I LOVE THIS HOMEPAGE!! Keep up the great work!!!

Common Cents
http://www.commoncts.blogspot.com

ps. Link Exchange??

I don't think non-experts benefit that much from reading Darwin's "Origin of Species," and they certainly wouldn't get much out of Newton's "Principia." It's not that Darwin is a bad writer, but that he had to deal with so many side issues Using such amateurish, almost Wodehousian documentation ("Gussie Fink-Nottle, a noted newt-fancier of remote Lincolnshire, kindly wrote to inform me that the male spotted newt ...") that it's a tough slog for anybody just trying to understand the Theory of Natural Selection.

In contrast, in the softer fields, much of the acclaim for a thinker comes not from him being right (many are wrong), but from him being obviously brilliant. To just learn "I think, therefore I am," for example, doesn't do justice to why the French love Descartes. Unfortunately, to really appreciate these guys, you'd need to typically read them in their original languages.

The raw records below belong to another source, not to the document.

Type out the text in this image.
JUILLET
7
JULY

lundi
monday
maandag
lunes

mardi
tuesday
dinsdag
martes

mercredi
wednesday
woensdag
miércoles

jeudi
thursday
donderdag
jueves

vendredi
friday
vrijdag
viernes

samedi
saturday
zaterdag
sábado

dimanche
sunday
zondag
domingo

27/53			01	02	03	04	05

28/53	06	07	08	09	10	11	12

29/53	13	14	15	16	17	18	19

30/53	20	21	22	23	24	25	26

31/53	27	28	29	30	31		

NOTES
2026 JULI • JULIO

There is the problem that running one thinker's ideas through the mental processes of another person (with variances in relative intellect) changes the "shape, size, flavor, nuance and impact" of the original idea.

The process is not always one of simple "distillation," as in exegisis where only the "excesses" are boiled off. The results are usually quite different.

The assumption that one will be able to understand all the details left out of the "distilled" work is unlikely to be true much of the time. One may actually come away with a distorted or inaccurate view of a thinker or intellectual. I think this is true especially for non-specialists - as someone already mentioned, who has the time to deal with all the material needed to properly contextualize a given issue, debate, etc.

Those who are adamant about reading the primary sources are most likely engaging in Hansonian signaling of their intellectual abilities, i.e. I am smart enough that I MUST read the original. But how to tell a meaningful signal from a distorted one?

Why do people keep calling Physics an "exact science"? I really don't understand.

I am baffled by people who strongly suggest reading the writings of someone who came up with good ideas. Surely it is unlikely that the person who came up with the idea is also the person who can explain it most clearly, especially after many years have passed. Any idea worth its salt will be refined over time.

I suspect these suggestions are more about raising the status of the suggestor than about the idea, but I am not sure how. I think Robin Hanson would say something like "Reading original works is not about understanding ideas".